Speaking of the findings, ScotPac chief executive Jon Sutton said the larger write-off had been a major factor in SME decision making on capital expenditure in recent years.
“There is no doubt the instant asset write-off scheme has achieved its objective of encouraging SMEs to invest in assets to help grow their business,” Mr Sutton said.
“In raw numbers, hundreds of thousands of SMEs were able to claim tax relief worth billions of dollars for assets purchased in 2023–24.
“When you consider the rising costs faced by all businesses in that period, including the cost of critical assets, the Instant Asset Write-off scheme has provided a great boost for SMEs.”
Brokers well placed to assist with new instant asset write-off scheme
While the $150,000 threshold has been removed, Mr Sutton added that brokers were well placed to help SMEs take advantage of the FY24 write-off.
As of 1 July 2023, a $20,000 cap applies on an asset-by-asset basis, while assets valued at more than $20,000 (which cannot be immediately deducted) can be placed into the small-business simplified depreciation pool and depreciated at 15 per cent in the first income year and 30 per cent each income year thereafter.
Mr Sutton said while there was understandable disappointment that the temporary full expensing measure had ceased, the current IAWO scheme still provided incentives for SMEs to invest in capital.
“Average capital expenditure levels for SMEs are continuing to grow,” Mr Sutton said.
“Many SMEs are using asset finance and other working capital solutions as leverage to purchase new equipment and take advantage of the tax concessions still on offer.
“While recent changes to the scheme have removed the immediate tax benefit for larger items, the $20,000 per asset cap still provides opportunities for SMEs looking to expand or upgrade their asset base.”
Indeed, he noted that it was not well known that the write-off can be applied multiple times and that brokers were well placed to help SMEs utilise this scheme.
“Regulatory change creates opportunities for experts like brokers to help their clients understand their suite of options when it comes to acquiring assets,” he told The Adviser.
“We know that one in six SMEs are unsure of how to fund new business investment.

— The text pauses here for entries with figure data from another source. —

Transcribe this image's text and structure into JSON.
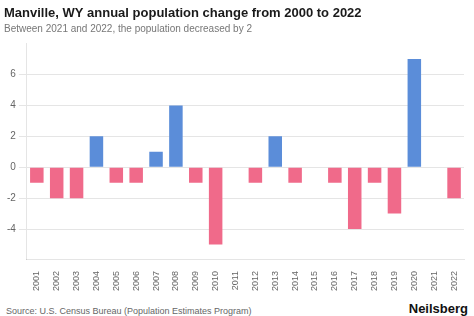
{
  "chart_data": {
    "type": "bar",
    "title": "Manville, WY annual population change from 2000 to 2022",
    "subtitle": "Between 2021 and 2022, the population decreased by 2",
    "annotations": [
      "Source: U.S. Census Bureau (Population Estimates Program)",
      "Neilsberg"
    ],
    "categories": [
      "2001",
      "2002",
      "2003",
      "2004",
      "2005",
      "2006",
      "2007",
      "2008",
      "2009",
      "2010",
      "2011",
      "2012",
      "2013",
      "2014",
      "2015",
      "2016",
      "2017",
      "2018",
      "2019",
      "2020",
      "2021",
      "2022"
    ],
    "values": [
      -1,
      -2,
      -2,
      2,
      -1,
      -1,
      1,
      4,
      -1,
      -5,
      0,
      -1,
      2,
      -1,
      0,
      -1,
      -4,
      -1,
      -3,
      7,
      0,
      -2
    ],
    "colors": [
      "#f06a8a",
      "#f06a8a",
      "#f06a8a",
      "#5b8dd9",
      "#f06a8a",
      "#f06a8a",
      "#5b8dd9",
      "#5b8dd9",
      "#f06a8a",
      "#f06a8a",
      "#5b8dd9",
      "#f06a8a",
      "#5b8dd9",
      "#f06a8a",
      "#5b8dd9",
      "#f06a8a",
      "#f06a8a",
      "#f06a8a",
      "#f06a8a",
      "#5b8dd9",
      "#5b8dd9",
      "#f06a8a"
    ],
    "ylim": [
      -6,
      8
    ],
    "yticks": [
      -4,
      -2,
      0,
      2,
      4,
      6
    ],
    "grid": true
  }
}
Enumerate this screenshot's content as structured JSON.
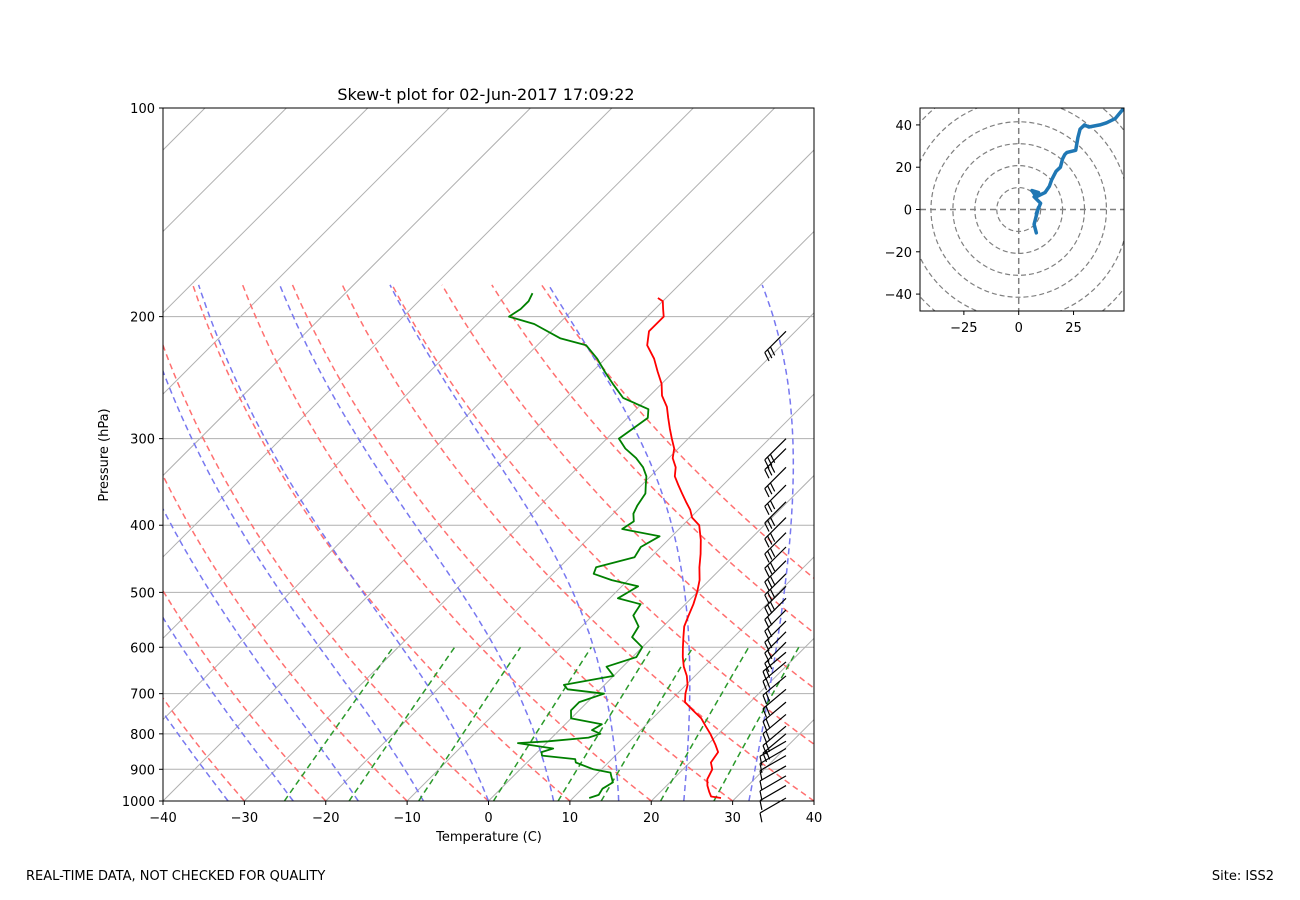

Many more may be unaware that the revised $20,000 Instant Asset Write-off Scheme cap applies on an asset-by-asset basis.”
Mr Sutton encouraged SME owners, CFOs, and procurement managers planning to invest in new assets to talk to their broker.
“ScotPac has a great track record of partnering with brokers who are committed to providing asset funding solutions for their clients, especially at times of change when their expertise is needed the most,” he added.